O Coque, dentro da Ilha Joana Bezerra, também não é reconhecido como um bairro da capital e sofreu com o crescimento demográfico desordenado, tendo boa parte dos moradores em situação de vulnerabilidade social. O nome da comunidade faz referência aos primeiros habitantes do local, que viviam da extração do carvão mineral, conhecido como coque. As terras do local foram doadas por aristocratas recifenses para a expansão da cidade.
No Alto do Pascoal, dentro do Alto Santa Terezinha, o nome sobrevive nas conversas, mas nunca ganhou emancipação oficial. O local, antes chamado de Terra dos Colombos, surgiu a partir da Ladeira de Pedra, no que hoje é Água Fria, e se expandiu a partir dele. Hoje, o Alto do Pascoal conta com escolas e projetos de infraestrutura da gestão municipal.

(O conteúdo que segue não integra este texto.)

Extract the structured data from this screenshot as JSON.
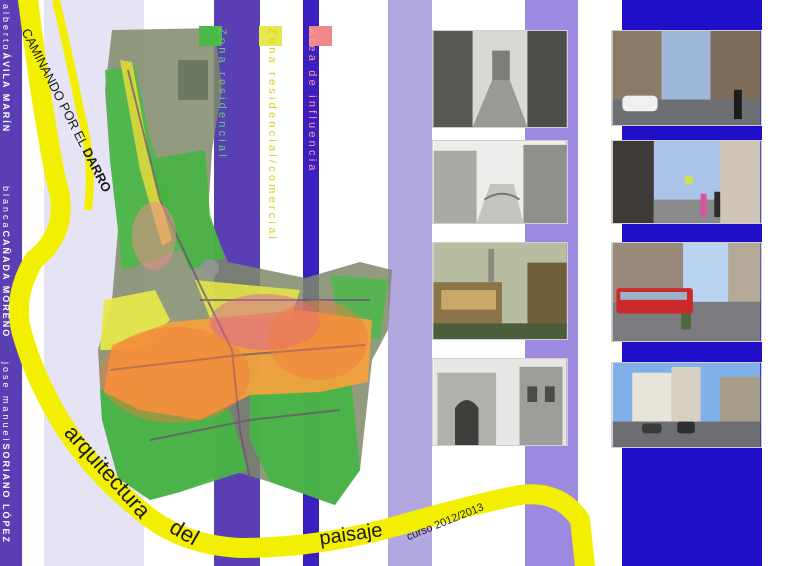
{
  "colors": {
    "background": "#ffffff",
    "stripe_lavender": "#e6e3f4",
    "stripe_indigo": "#5a3fb4",
    "stripe_deep": "#3b1fc0",
    "stripe_light_purple": "#b3a7e0",
    "stripe_medium_purple": "#9d8ae0",
    "stripe_royal": "#1f0fc8",
    "ribbon_yellow": "#f3ef00",
    "zone_residential": "#4cb84a",
    "zone_mixed": "#e7e84a",
    "zone_influence": "#ee8a8a",
    "influence_orange": "#f6a23c",
    "influence_magenta": "#d75aa7"
  },
  "legend": {
    "zona_residencial": "Zona residencial",
    "zona_residencial_comercial": "Zona residencial/comercial",
    "area_influencia": "Área de influencia"
  },
  "title": {
    "line1": "CAMINANDO POR EL",
    "highlight": "DARRO",
    "subtitle_1": "arquitectura",
    "subtitle_2": "del",
    "subtitle_3": "paisaje",
    "course": "curso 2012/2013"
  },
  "credits": {
    "author1_first": "alberto",
    "author1_last": "ÁVILA MARÍN",
    "author2_first": "blanca",
    "author2_last": "CAÑADA MORENO",
    "author3_first": "jose manuel",
    "author3_last": "SORIANO LÓPEZ"
  },
  "historic_images": [
    {
      "name": "engraving-river-canal",
      "icon": "engraving-icon"
    },
    {
      "name": "drawing-street-bridge",
      "icon": "drawing-icon"
    },
    {
      "name": "painting-riverside-houses",
      "icon": "painting-icon"
    },
    {
      "name": "engraving-gate-street",
      "icon": "engraving-icon"
    }
  ],
  "modern_images": [
    {
      "name": "photo-street-cars",
      "icon": "photo-icon"
    },
    {
      "name": "photo-pedestrians",
      "icon": "photo-icon"
    },
    {
      "name": "photo-red-bus",
      "icon": "photo-icon"
    },
    {
      "name": "photo-plaza",
      "icon": "photo-icon"
    }
  ]
}
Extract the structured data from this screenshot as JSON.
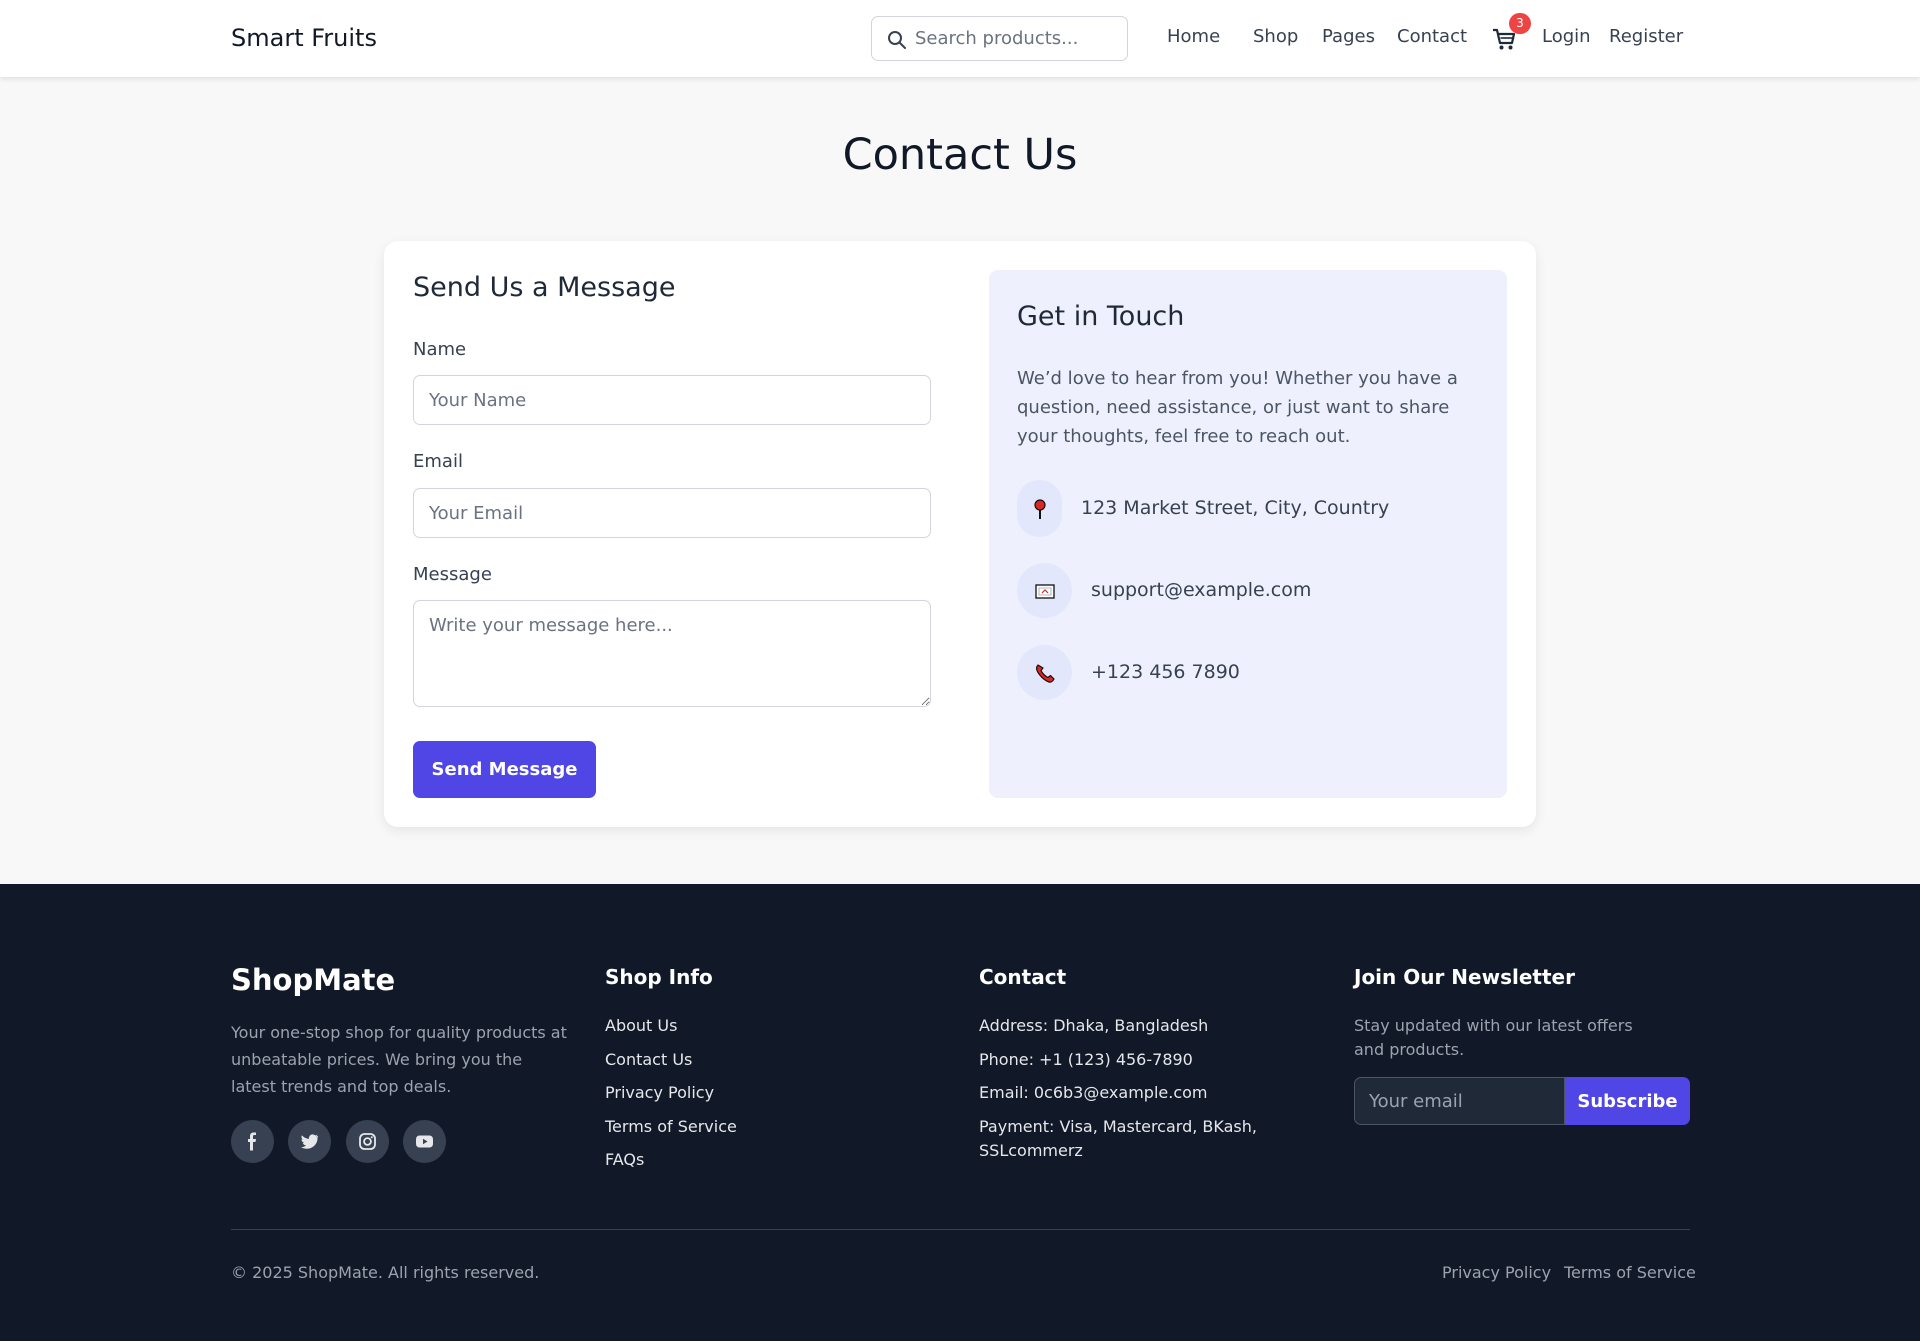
{
  "header": {
    "brand": "Smart Fruits",
    "search_placeholder": "Search products...",
    "nav": [
      "Home",
      "Shop",
      "Pages",
      "Contact"
    ],
    "cart_count": "3",
    "login": "Login",
    "register": "Register"
  },
  "page": {
    "title": "Contact Us"
  },
  "form": {
    "title": "Send Us a Message",
    "name_label": "Name",
    "name_placeholder": "Your Name",
    "email_label": "Email",
    "email_placeholder": "Your Email",
    "message_label": "Message",
    "message_placeholder": "Write your message here...",
    "submit_label": "Send Message"
  },
  "touch": {
    "title": "Get in Touch",
    "text": "We’d love to hear from you! Whether you have a question, need assistance, or just want to share your thoughts, feel free to reach out.",
    "address": "123 Market Street, City, Country",
    "email": "support@example.com",
    "phone": "+123 456 7890"
  },
  "footer": {
    "brand": "ShopMate",
    "description": "Your one-stop shop for quality products at unbeatable prices. We bring you the latest trends and top deals.",
    "social": [
      "facebook-icon",
      "twitter-icon",
      "instagram-icon",
      "youtube-icon"
    ],
    "shop_info_title": "Shop Info",
    "shop_links": [
      "About Us",
      "Contact Us",
      "Privacy Policy",
      "Terms of Service",
      "FAQs"
    ],
    "contact_title": "Contact",
    "contact_lines": [
      "Address: Dhaka, Bangladesh",
      "Phone: +1 (123) 456-7890",
      "Email: 0c6b3@example.com",
      "Payment: Visa, Mastercard, BKash, SSLcommerz"
    ],
    "newsletter_title": "Join Our Newsletter",
    "newsletter_text": "Stay updated with our latest offers and products.",
    "newsletter_placeholder": "Your email",
    "subscribe_label": "Subscribe",
    "copyright": "© 2025 ShopMate. All rights reserved.",
    "bottom_links": [
      "Privacy Policy",
      "Terms of Service"
    ]
  },
  "colors": {
    "accent": "#4f46e5",
    "footer_bg": "#111827",
    "badge": "#ef4444",
    "touch_bg": "#eef1fd"
  }
}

Um outro exemplo é Jardim Caxangá, menção frequente em endereços informais e na memória local. Apesar disso, não consta como bairro na estrutura geopolítica da cidade. Da mesma forma, Jardim Botânico, Jardim Europa e Jardim Petrópolis são localidades amplamente usadas em conversas e anúncios, mas ausentes da divisão administrativa.
Ainda há o Sítio das Palmeiras, mencionado por moradores como denominação local, mas desconhecido nos mapas administrativos. Ao menos 60 localidades amplamente utilizadas pela população como referência, como Alto do Céu, Beira Rio, Alto do Burity, Ilha de Deus, Ipiranga e Pacheco não fazem parte da divisão formal de bairros da cidade.
De acordo com Mariana Asfora, presidente do Instituto da Cidade Pelópidas Silveira, “criar um bairro é um procedimento que tem muitas consequências para o município e para os moradores. Para fazer isso em uma área consolidada, como Setúbal, implicaria em alterações de todo o planejamento administrativo da cidade, porque há divisão de equipamentos urbanos, de saúde e de cobertura de educação. Por exemplo, quando é instituído um novo bairro, as matrículas dos imóveis precisam ser retificadas e seria necessário atualizar o cadastro dos imóveis, mudar endereço e índices da análise de planejamento”.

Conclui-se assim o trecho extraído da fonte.